We did not know anything better. We tried to give the children everything, so they would be happy. The same Yael, who used to come home at night, just waiting for the night guard to pass to another house, said as a teenager, when it was decided that children should stay at home with their parents: I think it is a wrong decision. I think children should sleep in the children houses. She does not have any bad memories, and neither does Yitzchak. I had no problems with the idea of having our children stay in the children houses. It was normal for us.
Yael married Moshe and they had Renana. After divorcing Moshe she made a new home together with Dror and they have two girls - Or and Rotem. Among other things Yael studied computers and is now working in medical computer programming.

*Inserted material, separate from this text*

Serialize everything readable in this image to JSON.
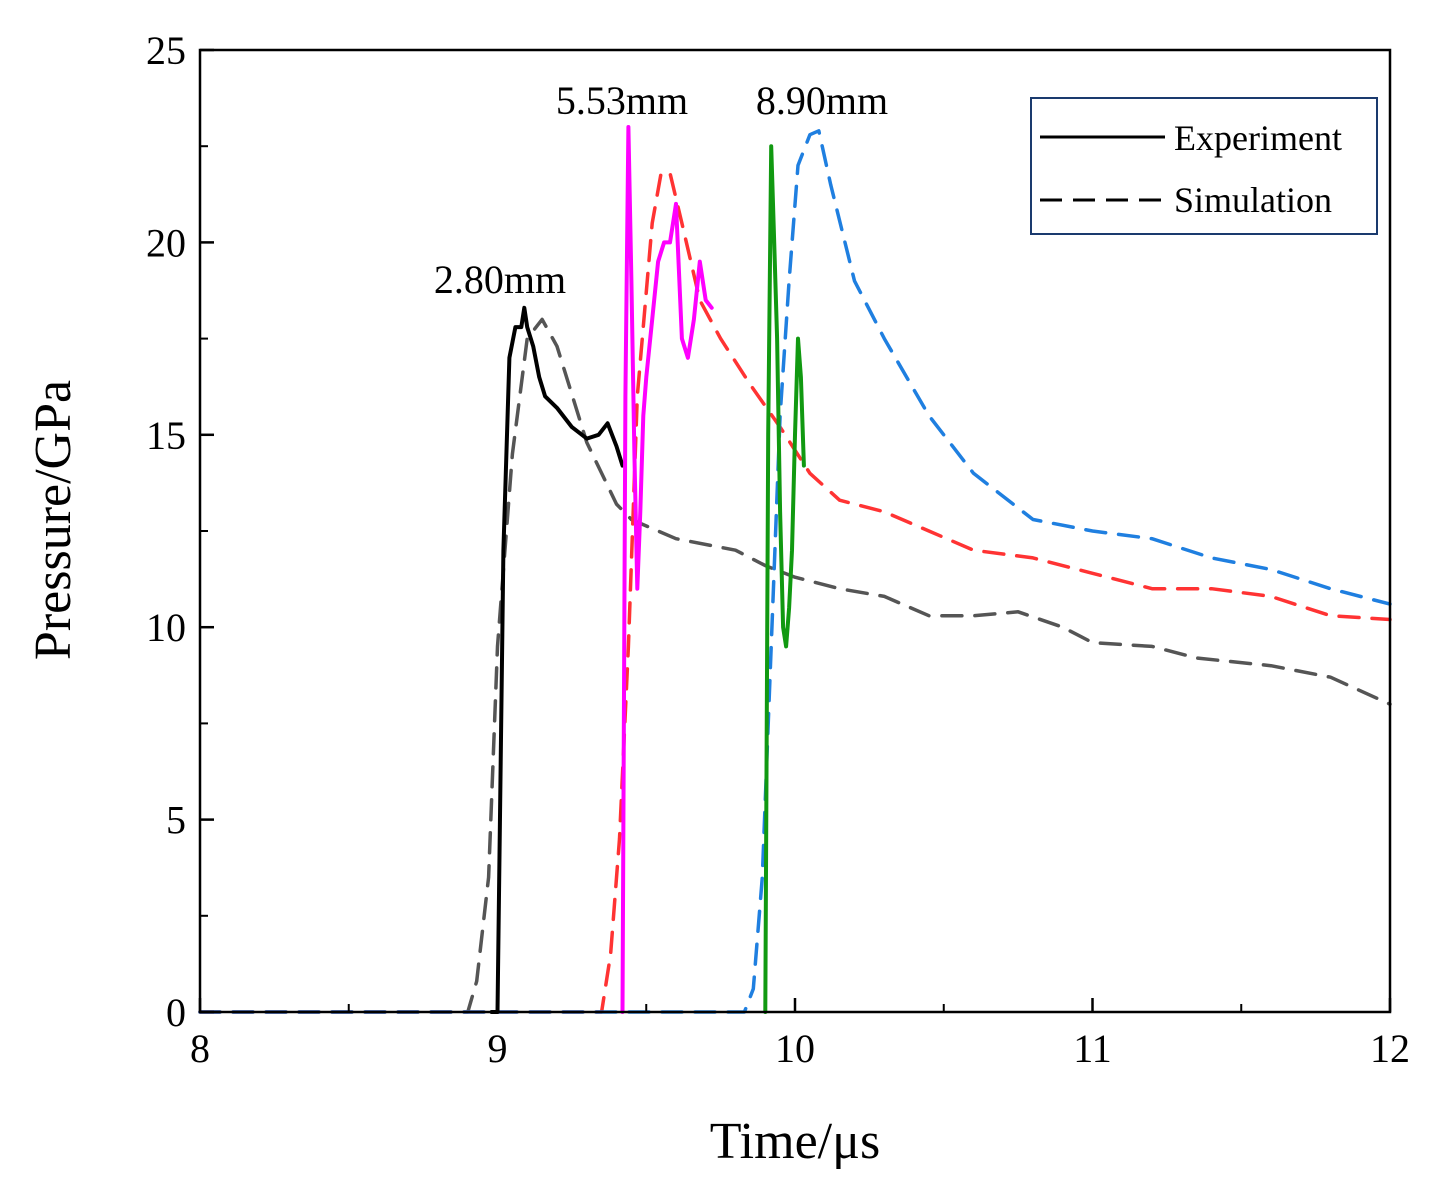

Three of the children left the kibbutz at some time during the years - only Yitzchak stayed here. It was hard for me, I would prefer them to live close, but they chose different and I saw it was good for them, and that's what counts. Yael returned to live in the kibbutz for a short while after her divorce, but then left again.
Dov and I always loved theatre and concerts and used to have subscriptions for both. We also liked travelling and have had many wonderful trips together and also with the children during the last few years. I like to read books, not so much newspapers. In the past I was embroidering and knitting, but today I hardly do that. The children have grown up and there are no demands. Today I'm also attending Milo (a center for older people) three days a week and serve as a link to Milo for other members in the kibbutz. I like all my activities.
For many years I was a member of different kibbutz committees for education, members, the high school, connection to school graduates and making the working schedule for the children houses.
I had a very difficult time with the kibbutz about my compensation money from Germany. For forty years I gave the full amount of the compensation to the kibbutz, and once when I asked for something for myself I got an insulting response. I wanted to go abroad to visit my uncle Danni who was then in South Africa. He had invited my aunt Lea (his sister) to visit and I wanted to join her, and asked the kibbutz to help me funding the ticket. The reply was negative, so I decided to take the money from my monthly compensation. I was told to return the money when at the same time I saw that there were members who had money from other sources and the kibbutz did nothing about it. The kibbutz Secretary started sending me letters warning me of the consequences in case I didn't return the money. I started considering leaving the kibbutz. Hagit was ill and I travelled a lot to visit her, but never took a penny from the kibbutz. Everything was paid for with that money. It was very difficult. I had hoped that at such a time there would be a little more understanding, but there was no sympathy for my situation in this matter. It was decided not to give us any budget from the kibbutz, nor did we get a pension account like every other kibbutz member. Later on the decision was changed saying I (and others) could keep the compensation money or similar. I think it is better for me this way. I can do whatever I want and have more choices and there is less pressure.
In May 1990 we had a big family reunion. It was Dov's and my 60th birthday that year and we had been married for forty years. Also three grandchildren had been born within a month that spring.
In 2000 we had a gold wedding surprise arranged by our children and we all spent a wonderful time together on a holiday resort up North.
It is very sad that Hagit is no longer with us. But there is comfort in the fact that her family, Jacky and the children, kept in close contact with us. Also after that Jacky remarried and he and Lily had the girls Noa and Dana.
We raised a wonderful family, a kind of compensation for the families we once had and of whom so few survived the Holocaust.